Fingers crossed as we’ve fallen head over heels with her already! Psst…don’t tell our resident cat, Tina, as she is pissed off enough already 😉
- 2 medium tomatoes (400 g / 14 oz)
- vegetable or coconut oil, for frying
- 2 small onions, diced finely
- 2 large garlic cloves, diced finely
- 5 cm / 2 ” piece of ginger, peeled and diced finely
- 1 tsp black mustard seeds
- 24 curry leaves, fresh or dried (I used dried)
- ½ tsp fenugreek seeds
- ½ tsp turmeric
- 1½-2 tsp hot chilli powder
- 2 tsp ground coriander
- ½-1 tbsp tamarind paste
- 240 ml / 1 cup full fat coconut milk
- ½ small cauliflower, divided into florets
- a handful of green flat beans, sliced thinly, on the diagonal
- 50 g / 2 oz fresh spinach
- 1 cup cooked chickpeas
- approx. ¾ tsp fine sea salt, adjust to taste
- 2 tsp sugar, I used coconut
- favourite rice, to serve
- toasted cashews, to serve (optional)
- fresh coriander, to serve (optional)
- Peel your tomatoes, chop roughly and blend (using a stick blender or a regular upright blender) until smooth.
- Heat up 2-3 tbsp of oil in a large frying pan that you have a lid for. Once the oil is hot, add half of the mustard seeds (½ tsp) and curry leaves (12 leaves), all of the fenugreek seeds and ginger. Stir-fry for a few seconds.
- Decrease the heat to medium and add diced garlic and onion to the pan. Fry gently (stirring from time to time) until onion softens and turns dark golden (about 6-7 minutes).

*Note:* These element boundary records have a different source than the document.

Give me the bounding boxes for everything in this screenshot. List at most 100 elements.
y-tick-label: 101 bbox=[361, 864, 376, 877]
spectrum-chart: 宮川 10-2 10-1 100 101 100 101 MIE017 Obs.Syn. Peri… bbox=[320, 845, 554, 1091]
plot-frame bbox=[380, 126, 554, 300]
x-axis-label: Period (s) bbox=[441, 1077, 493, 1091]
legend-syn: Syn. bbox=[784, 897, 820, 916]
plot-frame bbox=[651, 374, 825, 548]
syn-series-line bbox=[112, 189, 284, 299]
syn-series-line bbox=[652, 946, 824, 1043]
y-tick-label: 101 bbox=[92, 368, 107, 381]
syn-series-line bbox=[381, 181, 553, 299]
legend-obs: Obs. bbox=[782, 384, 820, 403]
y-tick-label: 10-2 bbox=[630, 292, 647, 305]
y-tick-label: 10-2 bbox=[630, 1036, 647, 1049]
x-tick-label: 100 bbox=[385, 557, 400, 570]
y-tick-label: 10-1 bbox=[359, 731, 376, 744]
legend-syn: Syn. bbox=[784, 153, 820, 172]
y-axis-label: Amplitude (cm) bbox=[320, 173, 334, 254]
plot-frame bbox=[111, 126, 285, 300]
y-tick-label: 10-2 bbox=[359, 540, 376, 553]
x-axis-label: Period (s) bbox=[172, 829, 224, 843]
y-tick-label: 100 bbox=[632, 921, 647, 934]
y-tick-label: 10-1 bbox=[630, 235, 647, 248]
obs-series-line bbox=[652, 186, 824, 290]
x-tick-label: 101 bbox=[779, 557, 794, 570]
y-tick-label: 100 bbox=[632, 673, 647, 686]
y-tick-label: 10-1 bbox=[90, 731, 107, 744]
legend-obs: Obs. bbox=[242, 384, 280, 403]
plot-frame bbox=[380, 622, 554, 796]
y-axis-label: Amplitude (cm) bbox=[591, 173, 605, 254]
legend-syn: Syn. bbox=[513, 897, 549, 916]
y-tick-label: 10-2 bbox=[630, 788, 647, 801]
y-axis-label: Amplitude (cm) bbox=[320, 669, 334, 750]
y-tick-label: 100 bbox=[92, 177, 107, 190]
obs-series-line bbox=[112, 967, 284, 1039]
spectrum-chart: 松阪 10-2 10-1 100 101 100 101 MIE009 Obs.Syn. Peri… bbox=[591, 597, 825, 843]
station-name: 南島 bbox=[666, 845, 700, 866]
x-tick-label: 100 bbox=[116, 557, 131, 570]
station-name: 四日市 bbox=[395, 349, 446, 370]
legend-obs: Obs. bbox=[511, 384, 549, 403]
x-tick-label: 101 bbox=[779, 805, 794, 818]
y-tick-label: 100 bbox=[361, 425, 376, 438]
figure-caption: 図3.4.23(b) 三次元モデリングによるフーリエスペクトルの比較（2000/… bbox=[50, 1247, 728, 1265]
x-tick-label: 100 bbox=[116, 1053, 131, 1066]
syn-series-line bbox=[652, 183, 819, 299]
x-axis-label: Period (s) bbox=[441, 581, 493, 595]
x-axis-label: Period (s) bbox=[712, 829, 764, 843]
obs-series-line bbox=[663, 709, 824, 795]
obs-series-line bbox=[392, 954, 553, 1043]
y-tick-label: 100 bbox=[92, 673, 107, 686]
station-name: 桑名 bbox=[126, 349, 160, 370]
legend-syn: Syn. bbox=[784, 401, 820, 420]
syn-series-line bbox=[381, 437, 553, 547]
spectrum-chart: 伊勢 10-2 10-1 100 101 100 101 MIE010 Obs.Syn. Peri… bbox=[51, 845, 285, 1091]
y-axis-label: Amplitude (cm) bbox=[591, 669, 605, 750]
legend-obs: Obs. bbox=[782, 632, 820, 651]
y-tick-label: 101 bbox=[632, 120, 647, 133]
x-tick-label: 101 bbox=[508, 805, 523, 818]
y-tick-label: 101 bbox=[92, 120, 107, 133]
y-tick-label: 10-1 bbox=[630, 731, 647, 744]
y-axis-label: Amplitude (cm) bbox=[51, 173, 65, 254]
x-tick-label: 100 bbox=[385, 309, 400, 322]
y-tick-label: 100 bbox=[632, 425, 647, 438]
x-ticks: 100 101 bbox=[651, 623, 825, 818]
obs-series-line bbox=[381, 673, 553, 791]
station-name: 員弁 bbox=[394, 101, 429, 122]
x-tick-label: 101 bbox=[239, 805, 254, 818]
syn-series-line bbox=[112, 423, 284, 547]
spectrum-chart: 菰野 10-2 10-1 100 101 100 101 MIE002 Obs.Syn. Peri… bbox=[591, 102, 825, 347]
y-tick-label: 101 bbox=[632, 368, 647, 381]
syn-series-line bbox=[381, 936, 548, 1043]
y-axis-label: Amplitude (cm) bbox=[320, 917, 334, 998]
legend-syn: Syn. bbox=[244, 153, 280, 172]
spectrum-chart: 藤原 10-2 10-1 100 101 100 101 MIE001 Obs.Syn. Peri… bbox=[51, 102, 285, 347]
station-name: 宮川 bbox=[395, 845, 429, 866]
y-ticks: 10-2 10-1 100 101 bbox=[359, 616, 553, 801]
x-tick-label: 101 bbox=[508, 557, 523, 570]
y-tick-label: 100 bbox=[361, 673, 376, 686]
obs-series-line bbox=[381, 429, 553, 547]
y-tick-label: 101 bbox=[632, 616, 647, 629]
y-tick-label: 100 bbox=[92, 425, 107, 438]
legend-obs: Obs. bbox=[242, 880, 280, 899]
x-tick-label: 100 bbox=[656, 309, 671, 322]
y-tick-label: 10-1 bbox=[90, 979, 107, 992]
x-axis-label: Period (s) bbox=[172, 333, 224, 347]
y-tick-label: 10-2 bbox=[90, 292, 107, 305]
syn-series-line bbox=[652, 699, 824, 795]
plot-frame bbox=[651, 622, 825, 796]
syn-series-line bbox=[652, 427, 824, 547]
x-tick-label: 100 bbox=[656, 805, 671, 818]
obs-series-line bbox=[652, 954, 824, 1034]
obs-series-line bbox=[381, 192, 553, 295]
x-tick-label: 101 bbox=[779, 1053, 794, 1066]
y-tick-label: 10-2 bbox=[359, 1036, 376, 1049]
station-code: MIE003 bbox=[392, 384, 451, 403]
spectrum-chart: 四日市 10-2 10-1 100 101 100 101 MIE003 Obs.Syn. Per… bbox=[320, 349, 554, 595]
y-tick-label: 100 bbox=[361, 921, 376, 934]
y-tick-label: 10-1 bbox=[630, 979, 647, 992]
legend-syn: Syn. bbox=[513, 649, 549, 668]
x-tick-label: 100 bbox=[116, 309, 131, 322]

- Add all the dry spices to the pan. Mix everything well so that the aromatics are coated in spices. Stir-fry for about 30 seconds.
- Add blended tomatoes to the pan. If using a ready-made tamarind paste/puree, add 1 tbsp of it to the curry. If using a tamarind block, dissolve ½ tbsp in 1 tbsp of boiling water before adding it to the curry.
- Simmer (without a lid) until slightly reduced and you can see oil separating from the sauce. Season with salt.
- Add about 60 ml / ¼ cup of water to the sauce and put cauliflower florets in the sauce. Cover with a lid and simmer for about 3 minutes and add sliced green beans and cook for further 2 minutes. Add coconut milk and allow the sauce to come to a simmer again. Finally drop in cooked chickpeas and fresh spinach. Allow spinach to wilt into the sauce. Check and adjust the seasoning.
- In a small pan, heat 1 tablespoon of oil to temper the spices. Add remaining mustard seeds and curry leaves to the hot oil and fry for about 10 seconds (until fragrant and mustard seeds start to pop), then tip tempered spices into the curry.
- Serve over cooked rice, topped with toasted cashews and fresh coriander.
Curry leaves are not something that can be replaced with curry powder, I'm afraid, as they are completely two different things. You should be able to find tried (if not fresh, which are better) curry leaves in amongst the spices your local Indian or Asian corner store (if you live in the UK), market or even a supermarket. Good luck!